Summary: | 博士 === 國立臺灣科技大學 === 電子工程系 === 105 === This dissertation presents a unified framework for video anomaly detection and localization via hierarchical feature representations, kernel-based statistical models, and tree-based search algorithms. While most research on this topic has focused more on detecting local anomalies, which refer to video events with unusual appearances or motions, we are more interested in global anomalies that involve multiple video events interacting in an unusual manner, even if any individual video event can be normal. To simultaneously detect local and global anomalies, we first introduce a hierarchical feature structure for video event representation. Then, a statistical model is built to understand the normal events in a training set which does not contain any anomalies, based on which a tree-based inference algorithm is developed to detect and locate abnormal events in unseen-before test videos.
Along the same structure, we gradually enrich our feature structures, statistical models, and inference algorithms to increasingly improve our previous methods. In this dissertation, we investigate two different hierarchical feature representations: 1) the bag-of-words histogram (BOW) and 2) the {\it ensemble} of nearby spatio-temporal interest points (STIP); two different kernel-based statistical models: 1) one-class support vector machine (SVM) and 2) Gaussian process regression (GPR); and two different inference algorithms: 1) single-instance path search and 2) multiple-instance path search (MiPS). Simulations on five popular benchmarks show that the proposed methods significantly outperform the main state-of-the-art methods, yet with lower computation time.

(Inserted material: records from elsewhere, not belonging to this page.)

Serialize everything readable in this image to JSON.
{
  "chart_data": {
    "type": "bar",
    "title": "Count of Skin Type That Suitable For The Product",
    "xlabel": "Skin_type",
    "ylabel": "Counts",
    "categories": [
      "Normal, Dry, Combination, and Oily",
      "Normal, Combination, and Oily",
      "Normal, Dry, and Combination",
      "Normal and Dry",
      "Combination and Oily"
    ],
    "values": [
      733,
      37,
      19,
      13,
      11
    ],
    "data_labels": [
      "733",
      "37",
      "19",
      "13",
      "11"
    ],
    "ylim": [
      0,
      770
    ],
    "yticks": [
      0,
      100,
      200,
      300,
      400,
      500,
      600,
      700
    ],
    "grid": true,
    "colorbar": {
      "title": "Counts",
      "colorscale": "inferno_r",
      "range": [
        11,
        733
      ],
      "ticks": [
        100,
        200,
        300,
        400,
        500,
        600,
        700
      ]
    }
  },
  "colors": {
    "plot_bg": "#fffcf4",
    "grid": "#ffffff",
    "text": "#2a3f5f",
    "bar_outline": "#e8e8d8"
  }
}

We also demonstrate that such a framework can be successfully applied to improve many convolution neural network (CNN) based object recognition methods. This is achieved by developing an iterative localization refinement (ILR) algorithm as a post-processing scheme to refine these object detection results in an iterative manner in order to match as much ground-truth as possible. Simulations show that the proposed method can improve the main state-of-the-art works on the large-scale PASCAL VOC 2007, 2012, and Youtube-Object datasets.
|